Recommendations don't get more Gothic than that. The famous quote from William Faulkner concerns his writing advice, warning against the danger of getting too comfortable with what you know.
"We need to identify weaknesses before they manifest in system-wide, aberrant behaviors."
The same advice, however, also applies to technology, and handily highlights the disaster recovery secrets practiced by the world's most cloud-savvy organizations.
Netflix, for example, uses an internal tool called Chaos Monkey. "This service pseudo-randomly plucks a server from our production deployment on AWS and kills it. At the time we were met with incredulity and skepticism. Are we crazy? In production?!?" the company's chaos team recounts in a 2015 blog post.
The group has even coined a related term: chaos engineering. "We need to identify weaknesses before they manifest in system-wide, aberrant behaviors," the group says.
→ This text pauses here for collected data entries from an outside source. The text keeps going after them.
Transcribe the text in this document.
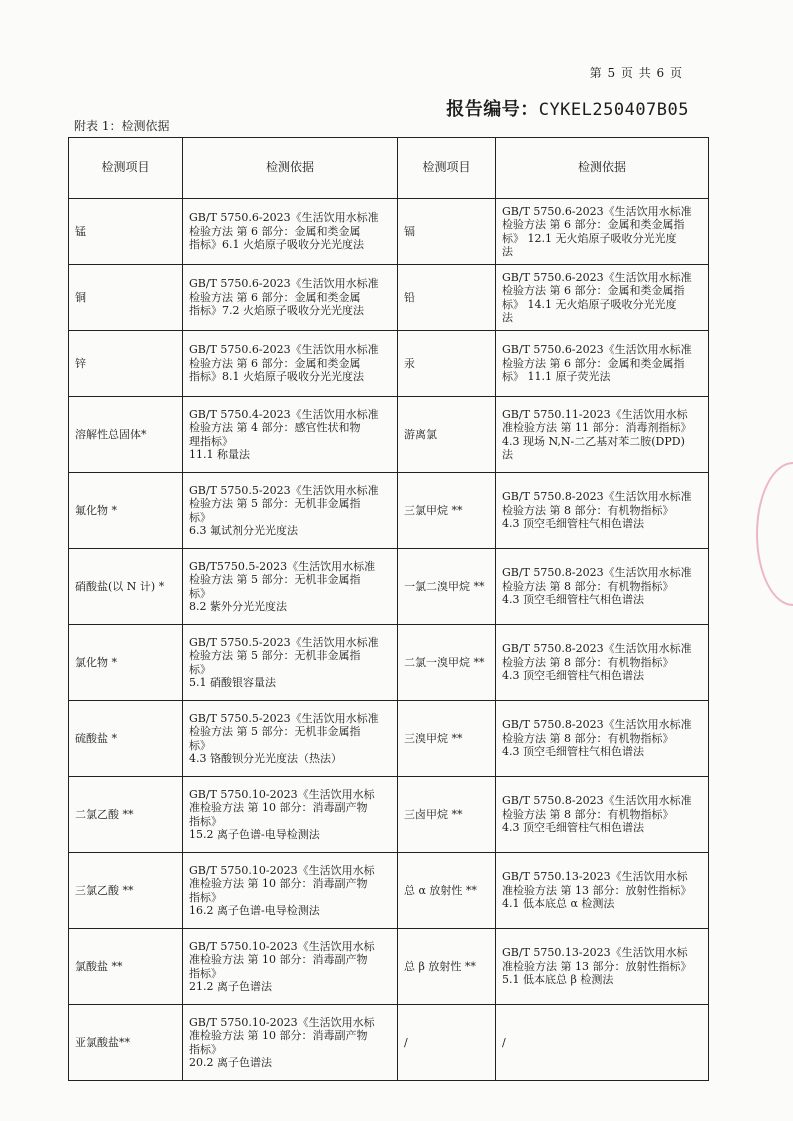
第 5 页 共 6 页
报告编号：CYKEL250407B05
附表 1：检测依据
检测项目	检测依据	检测项目	检测依据
锰	GB/T 5750.6-2023《生活饮用水标准
检验方法 第 6 部分：金属和类金属
指标》6.1 火焰原子吸收分光光度法	镉	GB/T 5750.6-2023《生活饮用水标准
检验方法 第 6 部分：金属和类金属指
标》 12.1 无火焰原子吸收分光光度
法
铜	GB/T 5750.6-2023《生活饮用水标准
检验方法 第 6 部分：金属和类金属
指标》7.2 火焰原子吸收分光光度法	铅	GB/T 5750.6-2023《生活饮用水标准
检验方法 第 6 部分：金属和类金属指
标》 14.1 无火焰原子吸收分光光度
法
锌	GB/T 5750.6-2023《生活饮用水标准
检验方法 第 6 部分：金属和类金属
指标》8.1 火焰原子吸收分光光度法	汞	GB/T 5750.6-2023《生活饮用水标准
检验方法 第 6 部分：金属和类金属指
标》 11.1 原子荧光法
溶解性总固体*	GB/T 5750.4-2023《生活饮用水标准
检验方法 第 4 部分：感官性状和物
理指标》
11.1 称量法	游离氯	GB/T 5750.11-2023《生活饮用水标
准检验方法 第 11 部分：消毒剂指标》
4.3 现场 N,N-二乙基对苯二胺(DPD)
法
氟化物 *	GB/T 5750.5-2023《生活饮用水标准
检验方法 第 5 部分：无机非金属指
标》
6.3 氟试剂分光光度法	三氯甲烷 **	GB/T 5750.8-2023《生活饮用水标准
检验方法 第 8 部分：有机物指标》
4.3 顶空毛细管柱气相色谱法
硝酸盐(以 N 计) *	GB/T5750.5-2023《生活饮用水标准
检验方法 第 5 部分：无机非金属指
标》
8.2 紫外分光光度法	一氯二溴甲烷 **	GB/T 5750.8-2023《生活饮用水标准
检验方法 第 8 部分：有机物指标》
4.3 顶空毛细管柱气相色谱法
氯化物 *	GB/T 5750.5-2023《生活饮用水标准
检验方法 第 5 部分：无机非金属指
标》
5.1 硝酸银容量法	二氯一溴甲烷 **	GB/T 5750.8-2023《生活饮用水标准
检验方法 第 8 部分：有机物指标》
4.3 顶空毛细管柱气相色谱法
硫酸盐 *	GB/T 5750.5-2023《生活饮用水标准
检验方法 第 5 部分：无机非金属指
标》
4.3 铬酸钡分光光度法（热法）	三溴甲烷 **	GB/T 5750.8-2023《生活饮用水标准
检验方法 第 8 部分：有机物指标》
4.3 顶空毛细管柱气相色谱法
二氯乙酸 **	GB/T 5750.10-2023《生活饮用水标
准检验方法 第 10 部分：消毒副产物
指标》
15.2 离子色谱-电导检测法	三卤甲烷 **	GB/T 5750.8-2023《生活饮用水标准
检验方法 第 8 部分：有机物指标》
4.3 顶空毛细管柱气相色谱法
三氯乙酸 **	GB/T 5750.10-2023《生活饮用水标
准检验方法 第 10 部分：消毒副产物
指标》
16.2 离子色谱-电导检测法	总 α 放射性 **	GB/T 5750.13-2023《生活饮用水标
准检验方法 第 13 部分：放射性指标》
4.1 低本底总 α 检测法
氯酸盐 **	GB/T 5750.10-2023《生活饮用水标
准检验方法 第 10 部分：消毒副产物
指标》
21.2 离子色谱法	总 β 放射性 **	GB/T 5750.13-2023《生活饮用水标
准检验方法 第 13 部分：放射性指标》
5.1 低本底总 β 检测法
亚氯酸盐**	GB/T 5750.10-2023《生活饮用水标
准检验方法 第 10 部分：消毒副产物
指标》
20.2 离子色谱法	/	/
The principle is simple: Summon demons and learn how to beat them before they sneak up and eat you for lunch.
Netflix says it's continued to refine its approach. "Building on the success of Chaos Monkey, we looked at an extreme case of infrastructure failure. We built Chaos Kong, which doesn't just kill a server. It kills an entire AWS Region."
While such outages are unusual, they do happen, and Netflix says its preparatory work has helped it sidestep many availability blips that it would have otherwise suffered.
No Amazon S3 For You
Such advice is relevant as more organizations and services rely on cloud-based infrastructure for everything from serving websites, to cloud-enabling IoT devices, to storing backups.
Of course, cloud-connected services can have bad days. Early on Feb. 28, for example, Amazon reported that it was seeing "high error rates with S3" in its eastern United States, tied to a data center in northern Virginia. "We are working hard at repairing S3," it promised.
Numerous organizations were affected, including Netflix. Indeed, users of the service from around the world experienced disruptions, as did a range of other sites and services, including Medium, GitHub, Yahoo Mail and more.
Hi all - we are aware of streaming issues in North & South America and we are working quickly to solve them. We will update you when... 1/2— Netflix CS (@Netflixhelps) February 27, 2017
The outage also had implications for users of various internet-connected devices, including complaints from people that they couldn't turn their internet-connected lights on or get their internet-connected oven turned off.
Later on Feb. 28, however, Amazon reported that the problem had been fixed. "As of 1:49 PM PST, we are fully recovered for operations for adding new objects in S3, which was our last operation showing a high error rate. The Amazon S3 service is operating normally."
Cloud Upside: Uptime
The outage aside, on the whole, cloud-based services from the likes of Akamai, Amazon, Cloudflare and Google still provide better uptime and availability than what the vast majority of enterprises could concoct by themselves, as Microsoft's Carmen Crincoli has noted. The services are also billed based on usage, which can make them especially affordable for smaller organizations.
No, you wouldn't be doing better than AWS. Stop it. Just stop. You're embarrassing yourself by even thinking it.— Carmen Crincoli (@CarmenCrincoli) February 28, 2017
It behooves any organization that relies on such services to test what might happen if a major part of its cloud-based infrastructure becomes unavailable, and then to put better disaster, recovery and failover plans in place. In other words, before disaster strikes, please unleash your chaos monkey.
Unfortunately, it's not clear that many organizations - beyond the likes of Netflix and its peers - have adopted these principles. "Sadly, I think organizations adopt these approaches rather like they adopt technology: there are leaders, [the] mainstream and, of course, the laggards," Alan Woodward, a computer science professor at Surrey University, tells me. "You just have to hope the service you may be dependent upon is a leader, not a laggard."
This piece has been updated with comment from Alan Woodward.